What’s more, Nikolajeva’s view of readerly pleasure (and purpose) is disconcertingly narrow, especially when compared to the much broader view found in Pleasures of Children’s Literature. She writes that “basically, we read fiction because we are interested in human nature and human relationships as revealed through fictive characters” (145). In a textbook ostensibly about aesthetics, this assertion comes across as particularly problematic. Who is the “we” here? Have all humans in all times and all places really engaged with fiction because they are interested in “human nature” or “human relationships”? Are there not other concerns which might trump such interests? Might readers – or auditors, since many forms of fiction are oral in nature – also take pleasure or find interest in, say, aesthetic concerns – textures of language (syntax, vocabulary, music, etc.), narrative voice, metaphor, structural complexity, intertexuality, and a host of other features?
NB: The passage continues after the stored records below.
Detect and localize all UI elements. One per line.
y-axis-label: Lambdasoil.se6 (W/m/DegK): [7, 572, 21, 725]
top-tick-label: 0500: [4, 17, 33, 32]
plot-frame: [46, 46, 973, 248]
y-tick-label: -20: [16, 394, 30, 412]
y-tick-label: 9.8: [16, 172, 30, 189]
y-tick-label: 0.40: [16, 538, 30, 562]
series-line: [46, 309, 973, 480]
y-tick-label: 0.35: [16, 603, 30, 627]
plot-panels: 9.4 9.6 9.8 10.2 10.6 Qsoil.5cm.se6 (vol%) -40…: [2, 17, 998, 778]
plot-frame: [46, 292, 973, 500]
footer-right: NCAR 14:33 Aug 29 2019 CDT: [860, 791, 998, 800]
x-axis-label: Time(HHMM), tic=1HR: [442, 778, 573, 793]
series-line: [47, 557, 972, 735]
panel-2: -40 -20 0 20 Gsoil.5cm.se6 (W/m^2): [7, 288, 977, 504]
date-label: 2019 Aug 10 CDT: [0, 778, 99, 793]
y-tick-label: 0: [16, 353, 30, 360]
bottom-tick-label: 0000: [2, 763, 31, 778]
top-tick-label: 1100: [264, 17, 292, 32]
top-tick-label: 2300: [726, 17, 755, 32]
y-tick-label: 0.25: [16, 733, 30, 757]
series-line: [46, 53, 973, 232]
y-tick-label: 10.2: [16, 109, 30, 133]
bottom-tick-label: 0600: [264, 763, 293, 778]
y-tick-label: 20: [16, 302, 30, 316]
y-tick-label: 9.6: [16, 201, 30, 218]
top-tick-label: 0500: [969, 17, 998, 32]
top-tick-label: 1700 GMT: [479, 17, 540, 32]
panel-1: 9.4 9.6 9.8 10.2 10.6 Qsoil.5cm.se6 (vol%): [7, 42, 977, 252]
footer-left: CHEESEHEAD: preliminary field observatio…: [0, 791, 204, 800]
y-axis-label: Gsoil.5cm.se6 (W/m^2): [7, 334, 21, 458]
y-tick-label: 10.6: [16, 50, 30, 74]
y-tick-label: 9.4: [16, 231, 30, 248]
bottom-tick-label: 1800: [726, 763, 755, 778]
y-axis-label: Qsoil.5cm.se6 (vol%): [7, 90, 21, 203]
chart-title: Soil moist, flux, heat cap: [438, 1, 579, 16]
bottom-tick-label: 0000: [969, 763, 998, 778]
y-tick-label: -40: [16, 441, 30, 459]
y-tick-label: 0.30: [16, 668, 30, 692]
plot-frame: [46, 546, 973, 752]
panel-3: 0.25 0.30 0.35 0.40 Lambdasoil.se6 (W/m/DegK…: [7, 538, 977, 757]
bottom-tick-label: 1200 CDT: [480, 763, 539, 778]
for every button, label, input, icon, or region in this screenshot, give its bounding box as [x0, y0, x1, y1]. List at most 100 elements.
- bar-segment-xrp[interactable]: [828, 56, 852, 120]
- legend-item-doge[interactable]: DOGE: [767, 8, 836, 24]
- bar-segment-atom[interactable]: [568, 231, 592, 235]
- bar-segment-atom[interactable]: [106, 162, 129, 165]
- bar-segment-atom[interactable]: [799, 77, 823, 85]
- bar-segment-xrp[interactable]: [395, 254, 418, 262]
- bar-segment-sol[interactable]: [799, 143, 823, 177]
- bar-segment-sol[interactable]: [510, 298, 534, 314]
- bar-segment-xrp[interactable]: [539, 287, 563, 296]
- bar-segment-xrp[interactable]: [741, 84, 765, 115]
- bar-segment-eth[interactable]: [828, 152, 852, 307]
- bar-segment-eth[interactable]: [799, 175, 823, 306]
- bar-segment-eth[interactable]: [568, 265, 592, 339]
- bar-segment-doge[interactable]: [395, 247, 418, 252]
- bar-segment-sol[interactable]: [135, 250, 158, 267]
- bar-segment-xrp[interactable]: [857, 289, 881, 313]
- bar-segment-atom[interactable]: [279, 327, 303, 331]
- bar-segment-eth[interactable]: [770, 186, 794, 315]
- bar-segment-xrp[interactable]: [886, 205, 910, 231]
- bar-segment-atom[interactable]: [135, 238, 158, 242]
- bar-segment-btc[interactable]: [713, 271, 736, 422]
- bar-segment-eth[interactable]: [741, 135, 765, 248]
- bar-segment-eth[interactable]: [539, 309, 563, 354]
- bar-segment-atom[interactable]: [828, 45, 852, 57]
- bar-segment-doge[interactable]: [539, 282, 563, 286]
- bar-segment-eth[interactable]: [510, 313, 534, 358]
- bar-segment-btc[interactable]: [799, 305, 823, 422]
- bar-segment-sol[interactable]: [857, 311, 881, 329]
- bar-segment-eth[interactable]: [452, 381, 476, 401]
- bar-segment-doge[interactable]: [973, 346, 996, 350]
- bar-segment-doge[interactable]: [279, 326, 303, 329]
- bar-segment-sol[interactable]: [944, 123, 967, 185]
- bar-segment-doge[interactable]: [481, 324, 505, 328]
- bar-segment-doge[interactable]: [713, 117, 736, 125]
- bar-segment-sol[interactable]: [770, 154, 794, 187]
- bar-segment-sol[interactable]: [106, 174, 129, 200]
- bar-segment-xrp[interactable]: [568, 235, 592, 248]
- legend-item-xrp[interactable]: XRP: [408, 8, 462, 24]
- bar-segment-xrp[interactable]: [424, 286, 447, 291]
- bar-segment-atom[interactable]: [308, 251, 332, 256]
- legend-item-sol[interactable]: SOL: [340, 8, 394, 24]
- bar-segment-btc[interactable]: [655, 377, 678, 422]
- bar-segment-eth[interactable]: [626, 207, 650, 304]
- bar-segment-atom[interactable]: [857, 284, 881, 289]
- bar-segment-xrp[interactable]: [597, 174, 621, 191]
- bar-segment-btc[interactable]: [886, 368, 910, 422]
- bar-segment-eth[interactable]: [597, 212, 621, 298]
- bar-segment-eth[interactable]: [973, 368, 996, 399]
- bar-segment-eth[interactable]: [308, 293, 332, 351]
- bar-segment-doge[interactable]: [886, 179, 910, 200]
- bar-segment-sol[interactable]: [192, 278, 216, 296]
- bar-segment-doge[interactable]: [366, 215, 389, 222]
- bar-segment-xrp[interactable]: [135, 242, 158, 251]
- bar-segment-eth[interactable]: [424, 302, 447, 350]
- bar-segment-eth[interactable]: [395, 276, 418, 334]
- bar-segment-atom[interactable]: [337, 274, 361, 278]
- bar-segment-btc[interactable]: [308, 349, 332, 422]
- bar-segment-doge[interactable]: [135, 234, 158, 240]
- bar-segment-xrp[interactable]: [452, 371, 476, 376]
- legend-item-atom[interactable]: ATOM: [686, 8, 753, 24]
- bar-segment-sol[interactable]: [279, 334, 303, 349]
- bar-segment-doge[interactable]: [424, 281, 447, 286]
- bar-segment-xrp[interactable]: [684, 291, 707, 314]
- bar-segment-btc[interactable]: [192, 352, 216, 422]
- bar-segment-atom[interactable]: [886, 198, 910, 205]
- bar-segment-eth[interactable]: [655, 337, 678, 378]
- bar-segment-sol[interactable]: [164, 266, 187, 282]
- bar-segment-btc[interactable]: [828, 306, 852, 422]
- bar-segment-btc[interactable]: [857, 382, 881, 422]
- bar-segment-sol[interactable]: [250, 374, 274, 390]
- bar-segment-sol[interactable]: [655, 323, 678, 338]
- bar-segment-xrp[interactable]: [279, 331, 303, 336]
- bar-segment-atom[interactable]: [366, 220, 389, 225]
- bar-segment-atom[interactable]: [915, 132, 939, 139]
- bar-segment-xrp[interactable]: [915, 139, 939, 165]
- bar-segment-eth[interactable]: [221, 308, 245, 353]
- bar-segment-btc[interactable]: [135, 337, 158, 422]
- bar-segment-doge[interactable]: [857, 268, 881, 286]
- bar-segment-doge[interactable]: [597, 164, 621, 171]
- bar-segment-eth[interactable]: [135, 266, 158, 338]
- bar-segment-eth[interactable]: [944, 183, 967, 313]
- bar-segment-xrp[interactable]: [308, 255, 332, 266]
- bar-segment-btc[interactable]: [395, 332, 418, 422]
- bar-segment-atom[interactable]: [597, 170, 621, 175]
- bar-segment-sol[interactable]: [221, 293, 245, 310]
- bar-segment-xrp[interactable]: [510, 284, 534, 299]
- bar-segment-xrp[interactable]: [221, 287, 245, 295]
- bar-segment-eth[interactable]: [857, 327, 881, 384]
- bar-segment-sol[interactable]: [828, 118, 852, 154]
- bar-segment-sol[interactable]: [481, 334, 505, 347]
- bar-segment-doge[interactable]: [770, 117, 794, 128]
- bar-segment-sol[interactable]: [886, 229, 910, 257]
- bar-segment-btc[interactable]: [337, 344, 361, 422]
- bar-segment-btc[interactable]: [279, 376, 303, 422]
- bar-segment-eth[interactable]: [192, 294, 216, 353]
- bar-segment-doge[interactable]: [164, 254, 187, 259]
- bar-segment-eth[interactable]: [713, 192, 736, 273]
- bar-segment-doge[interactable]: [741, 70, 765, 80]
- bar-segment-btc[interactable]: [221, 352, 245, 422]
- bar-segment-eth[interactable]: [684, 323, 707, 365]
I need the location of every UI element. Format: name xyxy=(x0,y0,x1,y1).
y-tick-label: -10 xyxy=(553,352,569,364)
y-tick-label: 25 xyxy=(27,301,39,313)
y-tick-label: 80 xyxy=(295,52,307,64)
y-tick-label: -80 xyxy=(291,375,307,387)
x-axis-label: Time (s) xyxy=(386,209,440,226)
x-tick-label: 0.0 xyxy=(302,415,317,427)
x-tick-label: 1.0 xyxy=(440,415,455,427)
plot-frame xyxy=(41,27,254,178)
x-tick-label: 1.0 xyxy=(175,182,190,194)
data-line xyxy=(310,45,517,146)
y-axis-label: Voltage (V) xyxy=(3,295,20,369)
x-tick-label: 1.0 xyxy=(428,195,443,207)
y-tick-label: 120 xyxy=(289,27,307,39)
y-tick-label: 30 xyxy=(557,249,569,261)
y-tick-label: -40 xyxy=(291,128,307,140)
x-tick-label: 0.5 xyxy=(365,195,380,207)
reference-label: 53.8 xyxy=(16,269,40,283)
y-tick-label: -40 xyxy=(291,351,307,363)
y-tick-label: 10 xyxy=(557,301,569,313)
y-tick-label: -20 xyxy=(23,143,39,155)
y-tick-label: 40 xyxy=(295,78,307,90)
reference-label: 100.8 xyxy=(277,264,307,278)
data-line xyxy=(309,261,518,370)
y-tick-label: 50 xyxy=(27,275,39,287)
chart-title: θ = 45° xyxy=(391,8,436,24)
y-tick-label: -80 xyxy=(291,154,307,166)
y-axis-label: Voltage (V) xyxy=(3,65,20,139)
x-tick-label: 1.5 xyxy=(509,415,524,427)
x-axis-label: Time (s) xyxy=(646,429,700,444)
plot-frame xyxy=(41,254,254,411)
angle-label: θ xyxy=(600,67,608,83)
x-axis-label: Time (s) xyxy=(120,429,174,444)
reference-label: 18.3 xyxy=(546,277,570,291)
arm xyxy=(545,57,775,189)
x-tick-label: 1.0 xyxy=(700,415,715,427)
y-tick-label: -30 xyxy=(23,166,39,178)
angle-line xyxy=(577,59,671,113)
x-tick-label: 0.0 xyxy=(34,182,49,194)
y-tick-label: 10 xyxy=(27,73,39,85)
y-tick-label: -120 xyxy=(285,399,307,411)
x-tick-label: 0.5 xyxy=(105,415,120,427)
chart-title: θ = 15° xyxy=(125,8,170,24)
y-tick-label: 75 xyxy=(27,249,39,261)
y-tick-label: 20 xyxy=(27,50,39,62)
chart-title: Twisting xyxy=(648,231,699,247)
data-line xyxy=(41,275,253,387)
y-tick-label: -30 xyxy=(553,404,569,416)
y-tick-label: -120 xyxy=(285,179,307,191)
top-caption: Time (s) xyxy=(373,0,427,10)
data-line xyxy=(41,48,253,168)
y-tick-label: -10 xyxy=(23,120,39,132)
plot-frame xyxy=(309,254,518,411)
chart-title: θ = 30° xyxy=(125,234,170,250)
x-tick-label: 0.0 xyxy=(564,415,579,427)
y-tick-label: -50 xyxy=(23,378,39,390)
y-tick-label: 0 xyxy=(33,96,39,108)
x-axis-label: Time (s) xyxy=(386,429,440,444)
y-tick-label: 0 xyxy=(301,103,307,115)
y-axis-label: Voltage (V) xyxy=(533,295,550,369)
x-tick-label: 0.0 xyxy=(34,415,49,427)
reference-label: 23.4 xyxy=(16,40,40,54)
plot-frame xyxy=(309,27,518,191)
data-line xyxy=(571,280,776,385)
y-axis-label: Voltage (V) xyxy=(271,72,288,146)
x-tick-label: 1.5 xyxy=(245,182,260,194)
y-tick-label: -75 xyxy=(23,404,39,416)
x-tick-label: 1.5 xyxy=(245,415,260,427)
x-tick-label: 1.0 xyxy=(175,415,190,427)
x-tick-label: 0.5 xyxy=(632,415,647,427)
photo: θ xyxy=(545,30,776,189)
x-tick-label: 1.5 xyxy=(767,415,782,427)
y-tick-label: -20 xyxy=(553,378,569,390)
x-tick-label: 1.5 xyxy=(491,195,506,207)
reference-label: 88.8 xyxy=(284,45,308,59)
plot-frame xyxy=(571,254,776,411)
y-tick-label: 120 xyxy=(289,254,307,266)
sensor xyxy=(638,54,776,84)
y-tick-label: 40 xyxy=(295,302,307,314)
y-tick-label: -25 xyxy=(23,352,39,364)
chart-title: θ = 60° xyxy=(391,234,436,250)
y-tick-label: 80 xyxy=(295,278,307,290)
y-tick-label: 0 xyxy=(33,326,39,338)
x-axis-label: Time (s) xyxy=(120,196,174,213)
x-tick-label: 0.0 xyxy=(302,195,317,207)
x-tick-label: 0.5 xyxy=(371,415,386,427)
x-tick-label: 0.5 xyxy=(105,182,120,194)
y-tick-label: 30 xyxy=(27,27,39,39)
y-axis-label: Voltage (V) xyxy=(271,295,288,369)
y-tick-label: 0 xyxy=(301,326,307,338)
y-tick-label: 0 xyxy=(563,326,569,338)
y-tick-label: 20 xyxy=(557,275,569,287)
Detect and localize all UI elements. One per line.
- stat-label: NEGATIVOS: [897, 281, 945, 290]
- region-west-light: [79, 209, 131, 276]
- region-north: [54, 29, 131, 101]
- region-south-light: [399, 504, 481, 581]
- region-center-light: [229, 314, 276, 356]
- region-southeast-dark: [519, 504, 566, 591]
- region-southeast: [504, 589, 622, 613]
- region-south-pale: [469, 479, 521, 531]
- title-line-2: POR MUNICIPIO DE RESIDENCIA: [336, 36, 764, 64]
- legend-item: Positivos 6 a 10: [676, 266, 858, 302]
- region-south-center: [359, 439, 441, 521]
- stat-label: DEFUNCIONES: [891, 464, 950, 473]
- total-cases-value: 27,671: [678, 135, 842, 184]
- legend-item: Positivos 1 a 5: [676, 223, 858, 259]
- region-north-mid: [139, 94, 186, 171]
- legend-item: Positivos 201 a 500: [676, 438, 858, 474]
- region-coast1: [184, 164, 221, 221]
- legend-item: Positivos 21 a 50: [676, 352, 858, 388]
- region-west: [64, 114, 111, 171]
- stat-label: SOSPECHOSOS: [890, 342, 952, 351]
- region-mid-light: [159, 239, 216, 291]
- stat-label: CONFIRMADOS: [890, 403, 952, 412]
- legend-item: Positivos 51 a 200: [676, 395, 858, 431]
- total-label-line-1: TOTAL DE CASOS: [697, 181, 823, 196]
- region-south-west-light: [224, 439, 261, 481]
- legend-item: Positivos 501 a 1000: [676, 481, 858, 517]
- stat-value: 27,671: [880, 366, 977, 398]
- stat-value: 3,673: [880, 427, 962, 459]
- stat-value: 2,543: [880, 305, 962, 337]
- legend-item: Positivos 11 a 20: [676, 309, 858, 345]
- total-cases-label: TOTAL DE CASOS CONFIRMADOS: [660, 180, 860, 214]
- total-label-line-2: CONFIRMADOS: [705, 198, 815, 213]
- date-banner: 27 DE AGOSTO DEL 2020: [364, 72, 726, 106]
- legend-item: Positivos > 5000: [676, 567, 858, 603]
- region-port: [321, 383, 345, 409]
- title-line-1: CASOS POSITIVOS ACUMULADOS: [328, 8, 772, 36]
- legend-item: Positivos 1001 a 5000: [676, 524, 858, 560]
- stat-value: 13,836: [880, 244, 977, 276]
And what are we to make of narratives whose means of delivery are at least partly pictorial in nature? Are the pleasures of picture books and comics, for example, reducible to Nikolajeva’s formula?
Herein lies a final, overarching difficulty with Nikolajeva’s textbook. Just as its underlying theoretical position is a bit old-fashioned, so is its voice. Nodelman’s text is opinionated and argumentative, thoroughly positioned and at times confrontational. Yet his text foregrounds these facts, asking students to engage with his ideas, to refute them, to discover his own blind spots. Nikolajeva’s text, however, is also opinionated and thoroughly positioned, but never overtly confrontational – in fact, she uses the royal “we” throughout the book, and at the end of the chapters, she encourages readers to “go further,” as if it’s always onward and upward, as if “we” are always building on previous, rock solid ideas instead of discrediting or rewriting insufficient ones. So, when Nikolajeva concludes with sentiments like, “no theory is better than any other,” I raise an eyebrow. Surely she doesn’t really believe this, and surely her book would be better if she did not pretend to.